Cartoonish chaos abounds, from the carny booths at the circus-themed hotel to the ridiculously un-hep speaker at the Narcotics Convention. But it's when the characters are caught in the throes of massive drug consumption that Gilliam's imagination is really unleashed. "The drugs gave me an excuse to do these, like, moray eels and lizard lounges and all these fantastic things. If it wasn't drugs, you would say I was doing a fantasy film."
Stars have sought out Gilliam in the last decade. "Which is ironic, because I always wanted to make movies without stars," he says. Bruce Willis was so desperate to prove himself with 12 Monkeys, for instance, that he worked for scale.
Johnny Depp, teen heartthrob turned quirky thespian, spent a prodigious amount of time with Thompson in preparation for his role as Thompson's alter ego, Raoul Duke. "I was very keen to work with Johnny," says Gilliam. "He's spectacular. He became Hunter. He came back with his clothes, driving the Red Shark, which we used in the film. He's wonderfully inventive, brilliant--really funny and always truthful."

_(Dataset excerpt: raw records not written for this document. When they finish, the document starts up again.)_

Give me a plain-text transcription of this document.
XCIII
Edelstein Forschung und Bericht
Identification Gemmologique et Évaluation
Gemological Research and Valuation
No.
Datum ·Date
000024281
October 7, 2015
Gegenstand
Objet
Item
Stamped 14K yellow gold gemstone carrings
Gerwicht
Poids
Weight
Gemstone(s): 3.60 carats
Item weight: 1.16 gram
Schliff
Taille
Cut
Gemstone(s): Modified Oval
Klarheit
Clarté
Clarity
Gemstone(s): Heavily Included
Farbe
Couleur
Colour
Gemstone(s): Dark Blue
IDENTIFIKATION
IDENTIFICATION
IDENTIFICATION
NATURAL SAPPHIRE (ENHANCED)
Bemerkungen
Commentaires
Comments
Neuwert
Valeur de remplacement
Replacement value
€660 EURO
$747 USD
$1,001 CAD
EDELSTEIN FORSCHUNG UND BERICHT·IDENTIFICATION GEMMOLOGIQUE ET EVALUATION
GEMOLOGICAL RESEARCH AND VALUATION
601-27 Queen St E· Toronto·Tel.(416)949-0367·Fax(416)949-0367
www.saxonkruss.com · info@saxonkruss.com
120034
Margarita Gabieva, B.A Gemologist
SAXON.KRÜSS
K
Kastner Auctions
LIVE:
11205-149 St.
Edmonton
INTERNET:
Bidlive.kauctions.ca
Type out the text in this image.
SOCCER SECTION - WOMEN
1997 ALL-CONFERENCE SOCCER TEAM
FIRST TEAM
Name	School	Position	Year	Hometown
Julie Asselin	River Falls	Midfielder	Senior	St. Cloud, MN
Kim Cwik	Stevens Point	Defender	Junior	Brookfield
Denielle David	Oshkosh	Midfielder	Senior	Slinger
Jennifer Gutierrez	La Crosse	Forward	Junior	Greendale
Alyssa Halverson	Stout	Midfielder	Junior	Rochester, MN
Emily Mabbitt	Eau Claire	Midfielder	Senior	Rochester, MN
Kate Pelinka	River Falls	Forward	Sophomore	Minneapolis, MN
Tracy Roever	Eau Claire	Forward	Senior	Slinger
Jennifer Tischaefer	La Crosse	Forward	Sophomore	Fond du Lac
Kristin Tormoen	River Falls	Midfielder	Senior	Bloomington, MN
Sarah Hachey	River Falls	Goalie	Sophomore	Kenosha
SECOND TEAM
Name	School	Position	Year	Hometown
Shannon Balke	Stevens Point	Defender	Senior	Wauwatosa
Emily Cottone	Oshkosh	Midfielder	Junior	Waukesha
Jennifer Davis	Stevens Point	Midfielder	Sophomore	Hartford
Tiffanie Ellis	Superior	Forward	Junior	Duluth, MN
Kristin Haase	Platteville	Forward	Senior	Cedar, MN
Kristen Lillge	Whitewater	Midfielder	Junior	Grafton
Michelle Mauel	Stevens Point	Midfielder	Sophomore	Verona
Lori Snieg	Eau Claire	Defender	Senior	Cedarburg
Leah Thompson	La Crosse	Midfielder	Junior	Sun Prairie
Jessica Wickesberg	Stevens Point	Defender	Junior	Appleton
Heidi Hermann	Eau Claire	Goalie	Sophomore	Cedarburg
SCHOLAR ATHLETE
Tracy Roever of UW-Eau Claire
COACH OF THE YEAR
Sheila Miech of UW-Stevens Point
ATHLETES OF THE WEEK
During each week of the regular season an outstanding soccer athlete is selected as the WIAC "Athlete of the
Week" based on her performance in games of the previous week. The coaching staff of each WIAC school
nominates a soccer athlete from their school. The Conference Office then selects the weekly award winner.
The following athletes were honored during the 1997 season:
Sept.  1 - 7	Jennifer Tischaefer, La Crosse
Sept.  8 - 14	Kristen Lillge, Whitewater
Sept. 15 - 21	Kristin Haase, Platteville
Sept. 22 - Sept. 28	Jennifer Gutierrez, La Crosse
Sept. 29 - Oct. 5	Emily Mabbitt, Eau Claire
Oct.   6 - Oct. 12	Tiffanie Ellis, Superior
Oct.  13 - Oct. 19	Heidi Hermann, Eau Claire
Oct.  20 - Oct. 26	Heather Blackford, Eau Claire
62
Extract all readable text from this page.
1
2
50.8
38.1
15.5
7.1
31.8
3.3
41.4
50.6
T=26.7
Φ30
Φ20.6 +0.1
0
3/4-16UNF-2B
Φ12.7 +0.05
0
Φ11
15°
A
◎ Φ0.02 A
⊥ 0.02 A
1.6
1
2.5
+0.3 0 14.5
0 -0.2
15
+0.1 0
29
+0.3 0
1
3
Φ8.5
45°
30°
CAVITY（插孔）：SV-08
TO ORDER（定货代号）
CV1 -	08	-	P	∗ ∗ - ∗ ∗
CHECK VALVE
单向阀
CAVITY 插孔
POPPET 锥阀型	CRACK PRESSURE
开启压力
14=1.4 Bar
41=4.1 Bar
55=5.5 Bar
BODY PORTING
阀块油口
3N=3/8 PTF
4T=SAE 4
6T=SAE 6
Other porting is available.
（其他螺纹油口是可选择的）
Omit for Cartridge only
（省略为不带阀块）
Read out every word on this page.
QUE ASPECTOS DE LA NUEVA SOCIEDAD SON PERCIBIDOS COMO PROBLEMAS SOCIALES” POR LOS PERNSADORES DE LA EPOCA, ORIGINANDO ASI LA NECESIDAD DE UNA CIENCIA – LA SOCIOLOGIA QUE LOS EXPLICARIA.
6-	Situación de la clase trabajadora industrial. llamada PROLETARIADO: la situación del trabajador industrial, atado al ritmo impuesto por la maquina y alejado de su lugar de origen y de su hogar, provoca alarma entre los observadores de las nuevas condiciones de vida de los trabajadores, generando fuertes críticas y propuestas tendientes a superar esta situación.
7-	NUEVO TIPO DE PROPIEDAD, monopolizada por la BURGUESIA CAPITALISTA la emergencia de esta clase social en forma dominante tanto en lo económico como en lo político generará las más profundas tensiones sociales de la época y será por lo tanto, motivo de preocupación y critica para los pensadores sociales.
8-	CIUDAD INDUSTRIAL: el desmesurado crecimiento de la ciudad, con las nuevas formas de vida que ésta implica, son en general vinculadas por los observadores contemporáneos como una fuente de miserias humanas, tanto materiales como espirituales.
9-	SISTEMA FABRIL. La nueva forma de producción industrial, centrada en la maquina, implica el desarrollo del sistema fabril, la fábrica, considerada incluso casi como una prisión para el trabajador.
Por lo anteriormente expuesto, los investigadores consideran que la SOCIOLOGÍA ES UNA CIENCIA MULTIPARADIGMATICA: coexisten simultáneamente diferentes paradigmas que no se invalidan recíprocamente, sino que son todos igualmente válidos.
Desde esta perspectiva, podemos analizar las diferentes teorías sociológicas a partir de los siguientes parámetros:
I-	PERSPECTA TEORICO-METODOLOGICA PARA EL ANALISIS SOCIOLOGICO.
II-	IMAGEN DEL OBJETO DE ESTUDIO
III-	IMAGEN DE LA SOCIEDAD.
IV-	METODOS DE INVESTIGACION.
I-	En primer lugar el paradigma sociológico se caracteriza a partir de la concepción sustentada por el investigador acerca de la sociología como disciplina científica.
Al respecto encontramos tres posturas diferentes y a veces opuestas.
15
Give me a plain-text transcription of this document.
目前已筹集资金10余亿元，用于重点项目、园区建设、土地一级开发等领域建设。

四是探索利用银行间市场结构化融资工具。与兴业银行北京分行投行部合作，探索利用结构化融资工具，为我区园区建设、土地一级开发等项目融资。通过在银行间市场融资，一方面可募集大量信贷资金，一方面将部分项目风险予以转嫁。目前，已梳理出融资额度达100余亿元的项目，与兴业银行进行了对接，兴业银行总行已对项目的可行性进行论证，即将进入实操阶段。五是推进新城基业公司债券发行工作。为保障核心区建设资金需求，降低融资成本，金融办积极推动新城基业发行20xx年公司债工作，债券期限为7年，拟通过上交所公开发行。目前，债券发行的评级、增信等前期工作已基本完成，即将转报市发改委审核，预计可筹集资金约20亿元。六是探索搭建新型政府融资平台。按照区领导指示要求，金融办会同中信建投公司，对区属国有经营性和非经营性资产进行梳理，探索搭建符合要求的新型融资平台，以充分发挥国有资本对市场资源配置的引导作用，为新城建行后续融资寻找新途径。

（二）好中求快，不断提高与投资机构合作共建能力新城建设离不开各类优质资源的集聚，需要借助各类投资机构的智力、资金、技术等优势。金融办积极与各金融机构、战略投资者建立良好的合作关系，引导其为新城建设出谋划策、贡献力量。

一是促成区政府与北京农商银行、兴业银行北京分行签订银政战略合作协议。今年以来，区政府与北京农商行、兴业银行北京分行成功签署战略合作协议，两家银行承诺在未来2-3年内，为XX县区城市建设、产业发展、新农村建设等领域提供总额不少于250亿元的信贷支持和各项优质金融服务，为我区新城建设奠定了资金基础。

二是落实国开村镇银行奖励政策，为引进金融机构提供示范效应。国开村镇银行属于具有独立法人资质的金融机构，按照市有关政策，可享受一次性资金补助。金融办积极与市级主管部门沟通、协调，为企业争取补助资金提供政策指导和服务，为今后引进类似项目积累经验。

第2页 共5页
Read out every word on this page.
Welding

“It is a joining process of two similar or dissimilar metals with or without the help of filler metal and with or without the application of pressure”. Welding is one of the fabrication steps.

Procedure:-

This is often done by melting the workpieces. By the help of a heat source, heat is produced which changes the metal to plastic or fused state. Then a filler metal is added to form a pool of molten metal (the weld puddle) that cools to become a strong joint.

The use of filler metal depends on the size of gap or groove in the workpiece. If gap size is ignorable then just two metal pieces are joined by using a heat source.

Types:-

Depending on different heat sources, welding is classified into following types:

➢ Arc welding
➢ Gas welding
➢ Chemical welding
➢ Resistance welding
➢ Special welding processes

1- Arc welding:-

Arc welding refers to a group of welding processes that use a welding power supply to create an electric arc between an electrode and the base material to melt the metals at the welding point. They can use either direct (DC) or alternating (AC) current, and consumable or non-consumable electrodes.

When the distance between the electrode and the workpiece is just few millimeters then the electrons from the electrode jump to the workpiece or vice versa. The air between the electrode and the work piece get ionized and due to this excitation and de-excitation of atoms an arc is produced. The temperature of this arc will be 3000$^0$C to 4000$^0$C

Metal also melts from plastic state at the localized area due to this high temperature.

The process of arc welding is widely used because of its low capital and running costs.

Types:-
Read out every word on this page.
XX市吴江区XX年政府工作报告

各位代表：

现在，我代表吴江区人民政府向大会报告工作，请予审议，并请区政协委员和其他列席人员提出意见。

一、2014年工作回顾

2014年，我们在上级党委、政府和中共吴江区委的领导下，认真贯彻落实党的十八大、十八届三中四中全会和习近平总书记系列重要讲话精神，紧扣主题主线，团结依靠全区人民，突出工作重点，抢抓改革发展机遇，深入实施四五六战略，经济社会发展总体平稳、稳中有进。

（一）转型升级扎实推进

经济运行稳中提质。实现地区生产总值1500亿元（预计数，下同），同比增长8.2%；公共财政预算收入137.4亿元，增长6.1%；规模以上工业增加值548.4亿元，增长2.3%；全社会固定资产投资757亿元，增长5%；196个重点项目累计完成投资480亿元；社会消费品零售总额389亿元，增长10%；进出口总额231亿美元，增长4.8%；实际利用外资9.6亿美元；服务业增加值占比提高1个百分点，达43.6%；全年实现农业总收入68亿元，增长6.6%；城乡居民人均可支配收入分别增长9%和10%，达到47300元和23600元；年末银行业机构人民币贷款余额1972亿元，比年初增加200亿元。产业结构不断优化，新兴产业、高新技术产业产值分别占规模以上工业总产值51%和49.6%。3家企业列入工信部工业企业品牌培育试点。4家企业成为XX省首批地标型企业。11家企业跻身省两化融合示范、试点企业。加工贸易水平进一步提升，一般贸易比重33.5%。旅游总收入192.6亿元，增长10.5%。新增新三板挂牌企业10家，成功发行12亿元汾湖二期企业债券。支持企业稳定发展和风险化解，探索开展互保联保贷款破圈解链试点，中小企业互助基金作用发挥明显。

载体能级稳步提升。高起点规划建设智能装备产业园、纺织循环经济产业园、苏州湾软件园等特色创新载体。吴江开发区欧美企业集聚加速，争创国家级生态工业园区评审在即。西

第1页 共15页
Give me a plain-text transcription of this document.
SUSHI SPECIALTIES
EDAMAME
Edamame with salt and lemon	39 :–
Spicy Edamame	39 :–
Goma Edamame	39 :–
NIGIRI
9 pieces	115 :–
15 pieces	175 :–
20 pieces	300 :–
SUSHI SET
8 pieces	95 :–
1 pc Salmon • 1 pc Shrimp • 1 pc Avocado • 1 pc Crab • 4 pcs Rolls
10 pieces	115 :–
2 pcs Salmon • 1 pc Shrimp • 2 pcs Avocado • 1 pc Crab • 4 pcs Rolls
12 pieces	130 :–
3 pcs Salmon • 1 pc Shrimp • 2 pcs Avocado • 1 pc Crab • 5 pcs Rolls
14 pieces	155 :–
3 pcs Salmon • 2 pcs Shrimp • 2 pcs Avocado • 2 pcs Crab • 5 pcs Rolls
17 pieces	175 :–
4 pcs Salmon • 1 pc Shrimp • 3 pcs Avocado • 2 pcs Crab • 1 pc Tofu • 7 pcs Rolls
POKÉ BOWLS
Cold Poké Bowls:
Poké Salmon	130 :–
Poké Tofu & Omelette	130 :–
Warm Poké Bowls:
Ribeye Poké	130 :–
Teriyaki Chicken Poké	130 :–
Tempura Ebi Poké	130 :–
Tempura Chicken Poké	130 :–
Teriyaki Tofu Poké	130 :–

And some would say campy. His wild gesticulating, obscene bow-legeddness, bizarre facial contortions, and clipped, bulldog-huff of a voice make Thompson seem like more of a caricature than the professional, soft-spoken Southern journalist he was at the time he wrote the book. Depp's affectations would seem out of place in almost any other director's film--but had he not exaggerated the character, he could've been upstaged by his surroundings.